[Linux-cluster] Some GDLM questions

Sun Jul 4 14:41:58 UTC 2004

Saturday, July 3, 2004, 12:00:47 PM, David Teigland wrote:

>> GDLM is not listed as a client of FENCE. This seems to imply
>> that a GDLM application has to interact directly with FENCE to 
>> deal with the unknown state problem in a 2 node cluster where each 
>> member has 1 vote and expected votes is 1 (section 3.2.6.2, page 28)
>> as otherwise the same lockspace could end up existing on multiple
>> machines in a single cluster.
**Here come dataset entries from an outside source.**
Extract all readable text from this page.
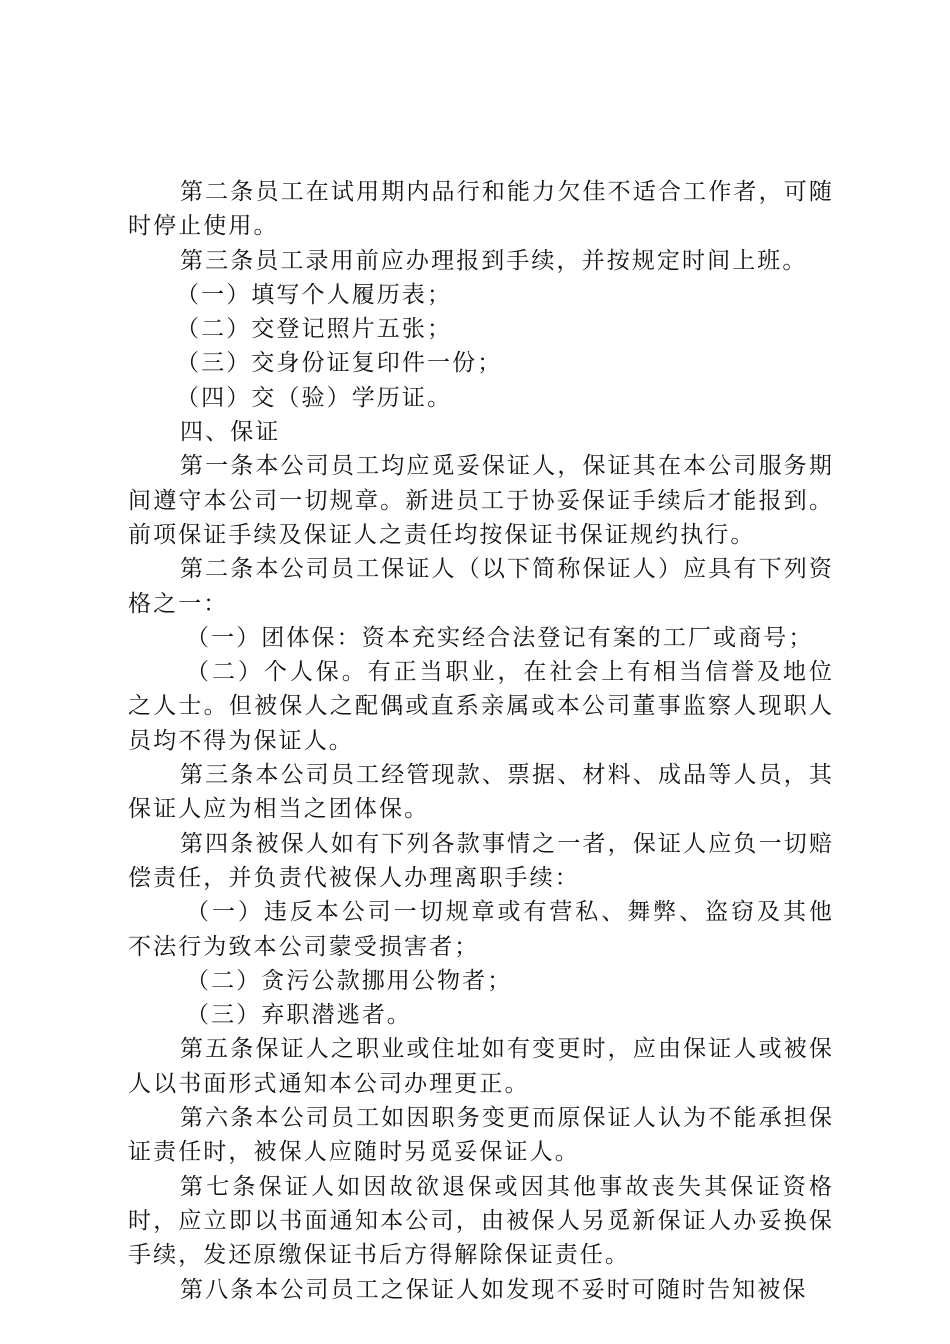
第二条员工在试用期内品行和能力欠佳不适合工作者，可随时停止使用。

第三条员工录用前应办理报到手续，并按规定时间上班。

（一）填写个人履历表；

（二）交登记照片五张；

（三）交身份证复印件一份；

（四）交（验）学历证。

四、保证

第一条本公司员工均应觅妥保证人，保证其在本公司服务期间遵守本公司一切规章。新进员工于协妥保证手续后才能报到。前项保证手续及保证人之责任均按保证书保证规约执行。

第二条本公司员工保证人（以下简称保证人）应具有下列资格之一：

（一）团体保：资本充实经合法登记有案的工厂或商号；

（二）个人保。有正当职业，在社会上有相当信誉及地位之人士。但被保人之配偶或直系亲属或本公司董事监察人现职人员均不得为保证人。

第三条本公司员工经管现款、票据、材料、成品等人员，其保证人应为相当之团体保。

第四条被保人如有下列各款事情之一者，保证人应负一切赔偿责任，并负责代被保人办理离职手续：

（一）违反本公司一切规章或有营私、舞弊、盗窃及其他不法行为致本公司蒙受损害者；

（二）贪污公款挪用公物者；

（三）弃职潜逃者。

第五条保证人之职业或住址如有变更时，应由保证人或被保人以书面形式通知本公司办理更正。

第六条本公司员工如因职务变更而原保证人认为不能承担保证责任时，被保人应随时另觅妥保证人。

第七条保证人如因故欲退保或因其他事故丧失其保证资格时，应立即以书面通知本公司，由被保人另觅新保证人办妥换保手续，发还原缴保证书后方得解除保证责任。

第八条本公司员工之保证人如发现不妥时可随时告知被保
How would an application interact
>> with FENCE to prevent this or does this have to be handled by
>> configuring the cluster to reboot in this case?
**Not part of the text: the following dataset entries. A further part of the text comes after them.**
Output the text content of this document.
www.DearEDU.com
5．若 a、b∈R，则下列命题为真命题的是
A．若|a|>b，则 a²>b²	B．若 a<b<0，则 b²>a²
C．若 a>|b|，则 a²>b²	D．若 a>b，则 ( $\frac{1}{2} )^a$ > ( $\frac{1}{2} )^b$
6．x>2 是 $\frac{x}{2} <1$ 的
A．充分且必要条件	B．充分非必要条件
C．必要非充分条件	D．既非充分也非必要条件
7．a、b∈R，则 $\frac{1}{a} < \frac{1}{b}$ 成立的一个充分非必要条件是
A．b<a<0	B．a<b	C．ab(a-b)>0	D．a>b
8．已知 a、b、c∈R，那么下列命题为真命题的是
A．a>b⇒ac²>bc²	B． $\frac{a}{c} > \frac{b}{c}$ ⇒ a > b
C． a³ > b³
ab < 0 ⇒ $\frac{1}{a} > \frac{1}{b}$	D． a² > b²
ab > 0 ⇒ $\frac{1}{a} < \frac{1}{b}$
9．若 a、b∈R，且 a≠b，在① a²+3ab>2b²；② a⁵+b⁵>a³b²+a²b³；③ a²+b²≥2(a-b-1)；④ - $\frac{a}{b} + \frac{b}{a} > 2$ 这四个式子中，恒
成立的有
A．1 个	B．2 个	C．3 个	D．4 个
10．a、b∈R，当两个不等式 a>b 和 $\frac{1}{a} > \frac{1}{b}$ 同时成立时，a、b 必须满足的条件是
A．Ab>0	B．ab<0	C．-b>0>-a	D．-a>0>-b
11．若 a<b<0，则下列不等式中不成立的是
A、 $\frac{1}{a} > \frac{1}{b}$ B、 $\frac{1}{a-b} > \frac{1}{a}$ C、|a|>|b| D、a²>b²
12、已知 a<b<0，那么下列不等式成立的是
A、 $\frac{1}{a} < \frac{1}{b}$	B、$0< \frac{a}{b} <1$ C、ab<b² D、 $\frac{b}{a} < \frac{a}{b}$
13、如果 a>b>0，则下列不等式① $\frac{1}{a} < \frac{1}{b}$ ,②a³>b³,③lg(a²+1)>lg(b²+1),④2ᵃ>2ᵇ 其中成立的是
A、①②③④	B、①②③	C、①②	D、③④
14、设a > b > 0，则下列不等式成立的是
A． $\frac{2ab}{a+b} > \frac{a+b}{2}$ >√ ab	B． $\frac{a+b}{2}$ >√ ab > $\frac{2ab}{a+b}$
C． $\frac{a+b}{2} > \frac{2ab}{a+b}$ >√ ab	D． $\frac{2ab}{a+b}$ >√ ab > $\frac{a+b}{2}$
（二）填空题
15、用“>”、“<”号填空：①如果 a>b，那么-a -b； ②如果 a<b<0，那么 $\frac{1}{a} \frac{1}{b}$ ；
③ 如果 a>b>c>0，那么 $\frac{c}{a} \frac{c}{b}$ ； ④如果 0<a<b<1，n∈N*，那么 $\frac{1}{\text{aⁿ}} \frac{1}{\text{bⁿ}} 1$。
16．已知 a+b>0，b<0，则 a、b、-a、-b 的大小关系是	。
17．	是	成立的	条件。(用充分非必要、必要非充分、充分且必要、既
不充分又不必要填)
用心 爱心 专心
> This is the quickest one to answer right off the bat.  We'll get to the others
> over the next few days I expect.

> Fencing is a service that runs on its own in a CMAN cluster; it's entirely
> independent from other services.  GFS simply checks to verify fencing is
> running before allowing a mount since it's especially dangerous for a mount to
> succeed without it.

> As soon as a node joins a fencing domain it will be fenced by another domain
> member if it fails.  i.e. as soon as a node runs:

>> cman_tool join    (joins the cluster)
>> fence_tool join   (starts fenced which joins the default fence domain)
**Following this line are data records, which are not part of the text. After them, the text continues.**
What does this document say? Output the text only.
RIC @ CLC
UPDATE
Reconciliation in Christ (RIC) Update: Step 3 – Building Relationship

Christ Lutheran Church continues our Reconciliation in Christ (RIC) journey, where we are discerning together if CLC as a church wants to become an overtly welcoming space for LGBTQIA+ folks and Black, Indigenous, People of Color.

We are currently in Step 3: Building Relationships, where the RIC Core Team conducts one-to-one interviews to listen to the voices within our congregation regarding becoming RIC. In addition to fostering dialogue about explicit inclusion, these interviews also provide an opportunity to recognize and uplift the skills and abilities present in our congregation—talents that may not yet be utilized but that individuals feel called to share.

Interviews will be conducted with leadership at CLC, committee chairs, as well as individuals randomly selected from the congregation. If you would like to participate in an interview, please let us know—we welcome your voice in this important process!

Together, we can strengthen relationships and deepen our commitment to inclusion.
> it will be fenced by other domain members if it fails.  So, you simply need to
> configure your nodes to run fence_tool join after joining the cluster if you
> want fencing to happen.  You can add any checks later on that you think are
> necessary to be sure that the node is in the fence domain.  (Looking at
> /proc/cluster/services is one way.)

> Running fence_tool leave will remove a node cleanly from the fence domain (it
> won't be fenced by other members.)

> One note of warning.  If the fence daemon (fenced) process is killed on node X,
> it appears to fenced processes on other nodes that X has left the domain
> cleanly (just as if it had run fence_tool leave).  X only leaves the domain
> "uncleanly" when the node itself fails (meaning the cluster manager decides X
> has failed.)  There is some further development planned to address this.

I understand the above but its still not clear to me how a
locking application would get fenced. On startup the application
could check that the cluster member has joined the fence domain.
This will ensure that it gets fenced if something goes wrong.

What's not clear is how the fence process will shut down (or
suspend) the locking application while fencing the node. Fencing
seems to be related to blocking access to I/O devices.